Nessa linha, o advogado e vice-presidente da Associação de Cannabis Medicinal de Belo Horizonte (Angatu), Lucas Candini Soares, que tem atuação similiar à Tijucanna, anunciou que já em outubro a entidade também vai pedir à Agência Nacional de Vigilância Sanitária (Anvisa) autorização para cultivo do vegetal.

“Atualmente, entre as associações em Minas Gerais, apenas a Tijucanna dispõe disso. Lutamos para provar que as associações podem ser cultivadoras para também fornecer matéria-prima para o Sistema Único de Saúde (SUS), revertendo o cenário atual de muitas ações na Justiça que obrigam o Estado a comprar os medicamentos, que são muito caros”, aponta.

Mudanças legais são apenas o primeiro passo

Ao compartilhar a experiência uruguaia, Augusto Marino destacou, ainda, que as mudanças legais são apenas o primeiro passo. É preciso também ajustar os instrumentos de política pública, em especial garantir que os servidores públicos entendam o espírito das novas normas para efetivamente aplicá-las. O desafio é, em especial, envolver os agentes da política criminal nas mudanças.

Para além desses agentes, há uma rede de atores públicos que precisam atuar em conjunto.
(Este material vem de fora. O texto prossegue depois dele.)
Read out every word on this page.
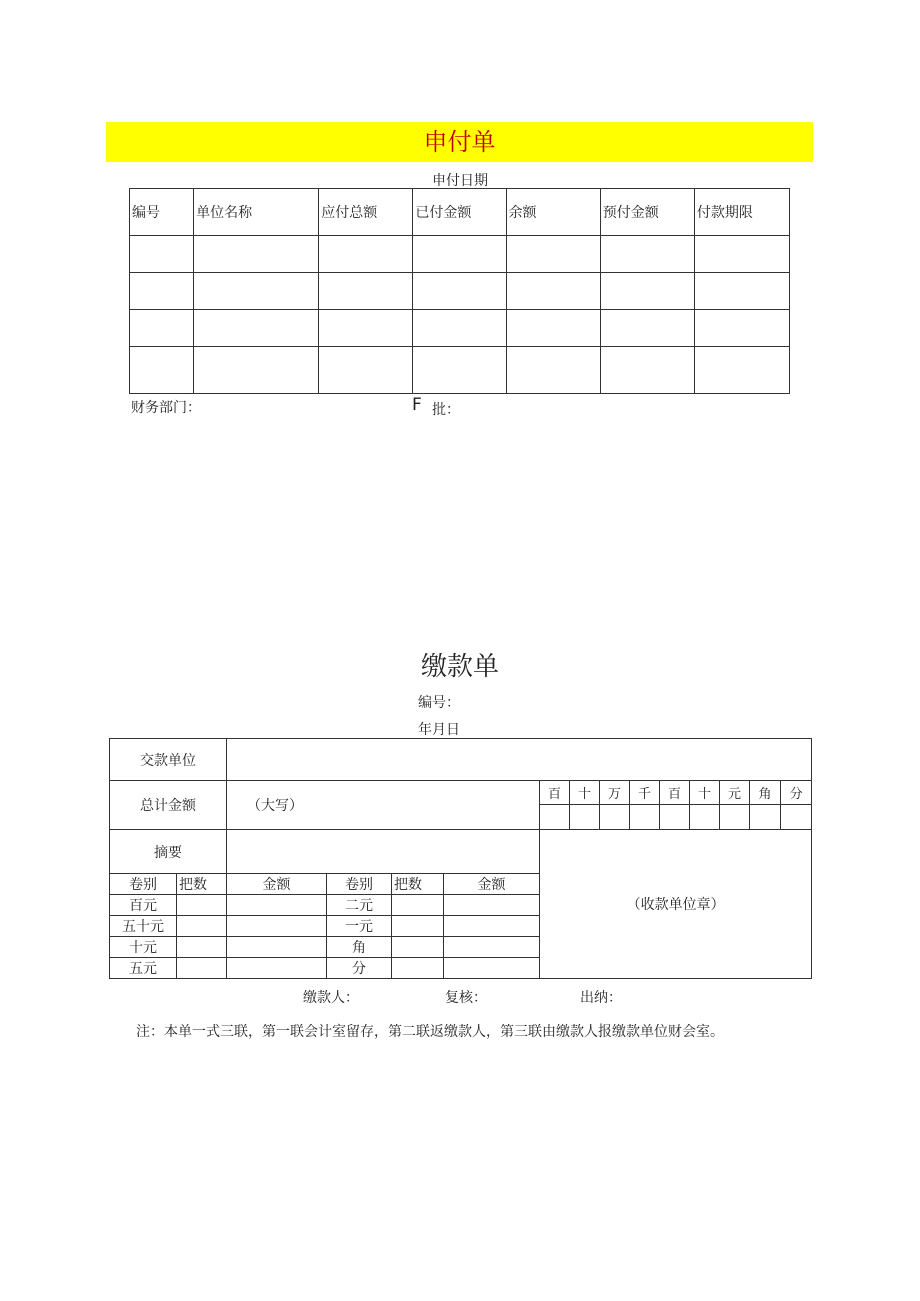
申付单
申付日期
编号	单位名称	应付总额	已付金额	余额	预付金额	付款期限

财务部门：	F 批：
缴款单
编号：
年月日
交款单位														
总计金额		（大写）				百	十	万	千	百	十	元	角	分

摘要						（收款单位章）								
卷别	把数	金额	卷别	把数	金额									
百元			二元											
五十元			一元											
十元			角											
五元			分											
缴款人：	复核：	出纳：
注：本单一式三联，第一联会计室留存，第二联返缴款人，第三联由缴款人报缴款单位财会室。
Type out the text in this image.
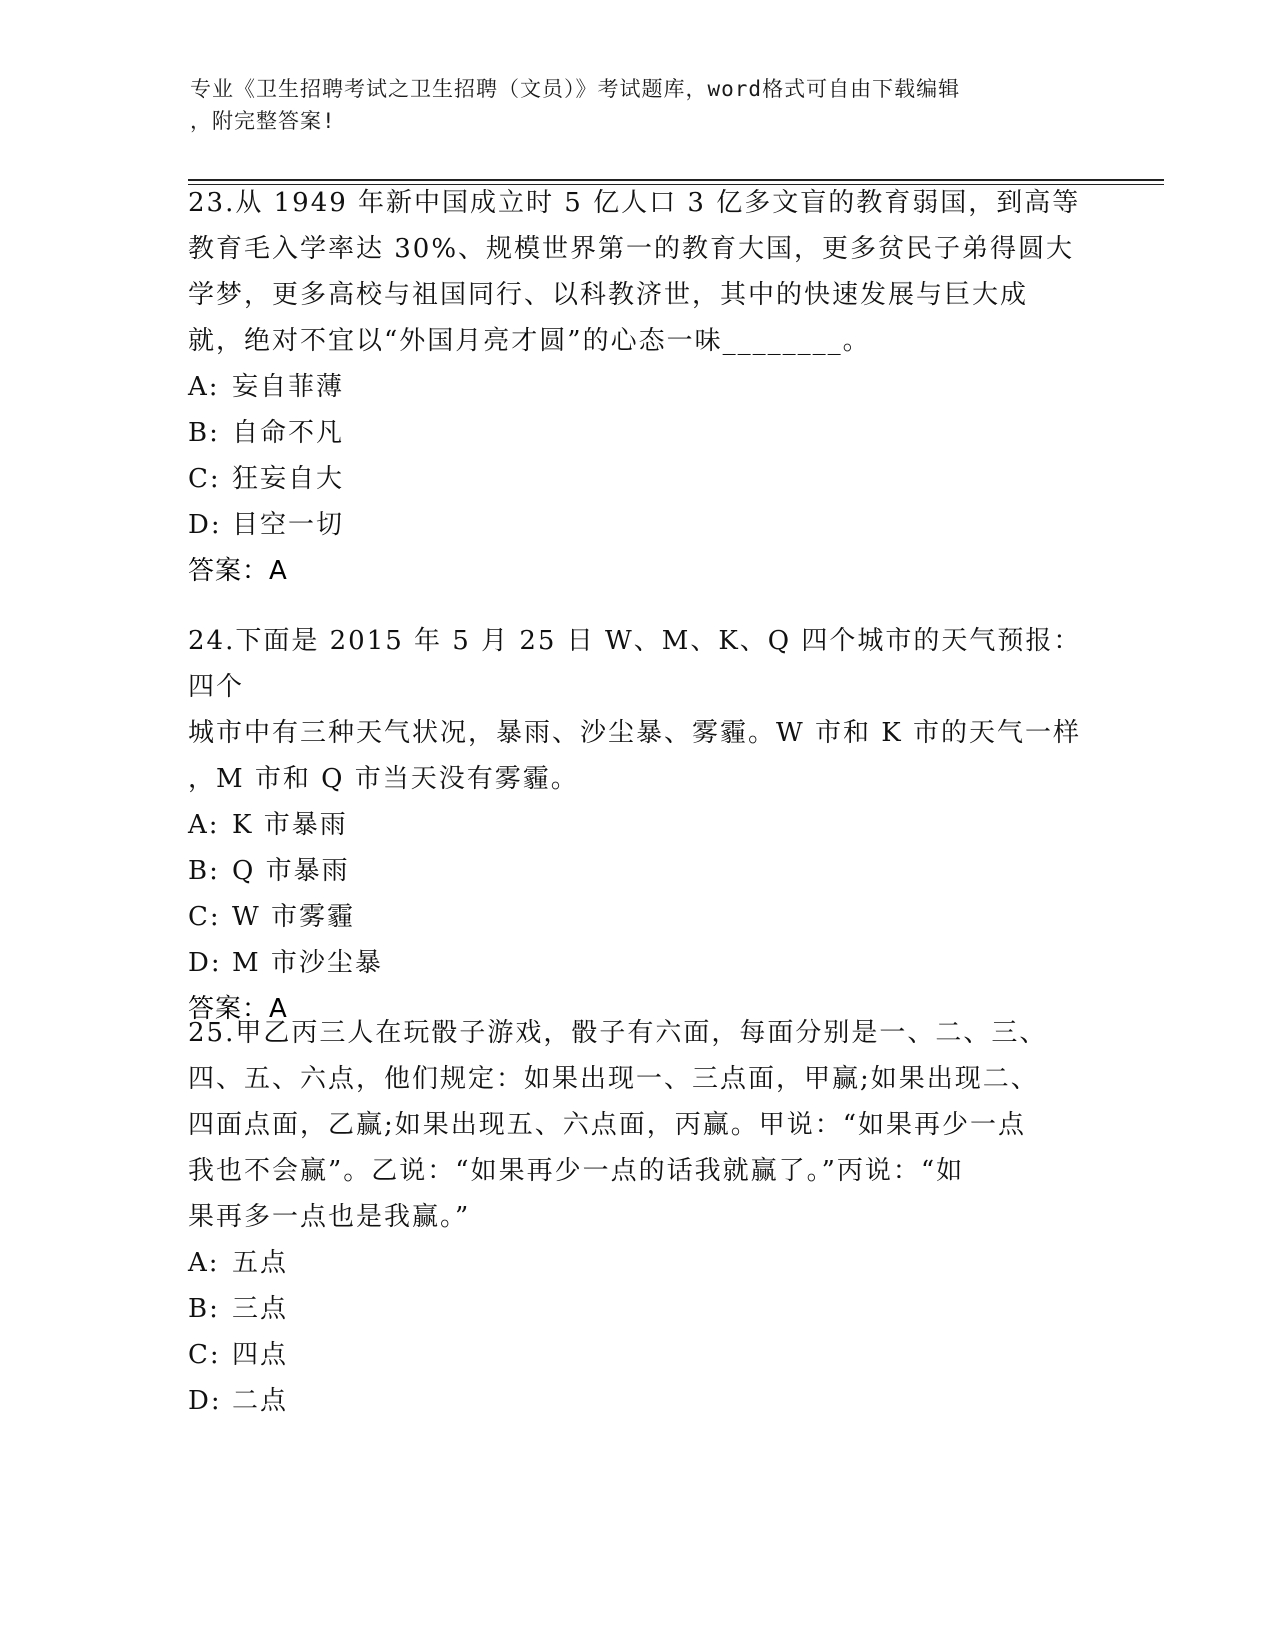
专业《卫生招聘考试之卫生招聘（文员）》考试题库，word格式可自由下载编辑
，附完整答案!

23.从 1949 年新中国成立时 5 亿人口 3 亿多文盲的教育弱国，到高等

教育毛入学率达 30%、规模世界第一的教育大国，更多贫民子弟得圆大

学梦，更多高校与祖国同行、以科教济世，其中的快速发展与巨大成

就，绝对不宜以“外国月亮才圆”的心态一味________。

A: 妄自菲薄

B: 自命不凡

C: 狂妄自大

D: 目空一切

答案：A

24.下面是 2015 年 5 月 25 日 W、M、K、Q 四个城市的天气预报：四个

城市中有三种天气状况，暴雨、沙尘暴、雾霾。W 市和 K 市的天气一样

，M 市和 Q 市当天没有雾霾。

A: K 市暴雨

B: Q 市暴雨

C: W 市雾霾

D: M 市沙尘暴

答案：A

25.甲乙丙三人在玩骰子游戏，骰子有六面，每面分别是一、二、三、

四、五、六点，他们规定：如果出现一、三点面，甲赢;如果出现二、

四面点面，乙赢;如果出现五、六点面，丙赢。甲说：“如果再少一点

我也不会赢”。乙说：“如果再少一点的话我就赢了。”丙说：“如

果再多一点也是我赢。”

A: 五点

B: 三点

C: 四点

D: 二点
No caso uruguaio, participam da regulamentação e da implementação da política instituições de saúde, a Secretaria de Drogas, o Ministério da Agricultura e o Ministério de Desenvolvimento Social.

A deputada Beatriz Cerqueira (PT), autora do requerimento que deu origem à audiência, relatou o histórico das discussões sobre o assunto no parlamento mineiro. Ela destacou a realização, em abril deste ano, do debate público “Cannabis e ciência: evidências sobre o uso terapêutico e seus meios de acesso”.

A partir do evento, foi criado um grupo de trabalho, formado por parlamentares, pesquisadores e representantes da sociedade civil, para continuar os diálogos e construir um projeto de lei (PL) abrangente que trate da questão. A audiência é uma das ações que foi proposta no grupo.

A atividade da Comissão de Educação também reuniu pesquisadores que traçaram um panorama da pesquisa sobre o tema no Estado e apoiaram o PL 3.274/21, de autoria de Beatriz Cerqueira. A proposição torna obrigatório o fornecimento de medicamentos à base de substância ativa CBD para condições médicas debilitantes no sistema público de saúde em Minas. A proposta aguarda análise da Comissão de Constituição e Justiça (CCJ). . 

Poder público se diz aberto ao diálogo técnico

Os representantes do poder público presentes destacaram a importância da reunião para reforçar a interlocução técnica com os vários segmentos envolvidos no tema e, assim, avaliar melhor as demandas da população por novas políticas públicas.

O diretor de Políticas de Assistência Farmacêutica da Secretaria de Estado de Saúde (SES), Jans Bastos Izidoro, defendeu um novo marco regulatório da Anvisa da cannabis para fins medicinais no Brasil para dar mais segurança na implementação de políticas estaduais.

“Temos dois desafios ao elaborar uma nova política: ter o produto e garantir seu uso da melhor maneira possível. E isso depende de outras instâncias, como governo federal e Congresso. A despeito da impressão de que o poder público atrapalha, essa é uma questão intersetorial e precisamos envolver também as associações. Mirar a utopia, mas dar pequenos passos”, afirmou.

A coordenadora da Comissão de Farmácia e Terapêutica da SES, Samira do Nascimento Mateus Nunes Lyra, lembrou ainda que qualquer cidadão pode solicitar a incorporação de novos produtos medicinais ao SUS diretamente no site da pasta.

“Mas ainda temos amarras legais. Só podemos avaliar produtos registrados na Anvisa e livremente comercializados no País”, pontuou.

Por fim, o chefe do Núcleo de Inteligência Organizacional e Gestão Estratégica (Nioge) da Fundação de Amparo à Pesquisa do Estado de Minas Gerais (Fapemig), Fabiano de Souza Valentim, rebateu as críticas à carência de financiamento a pesquisas sobre o tema no Estado. Segundo ele, atualmente 12 projetos estão sob análise.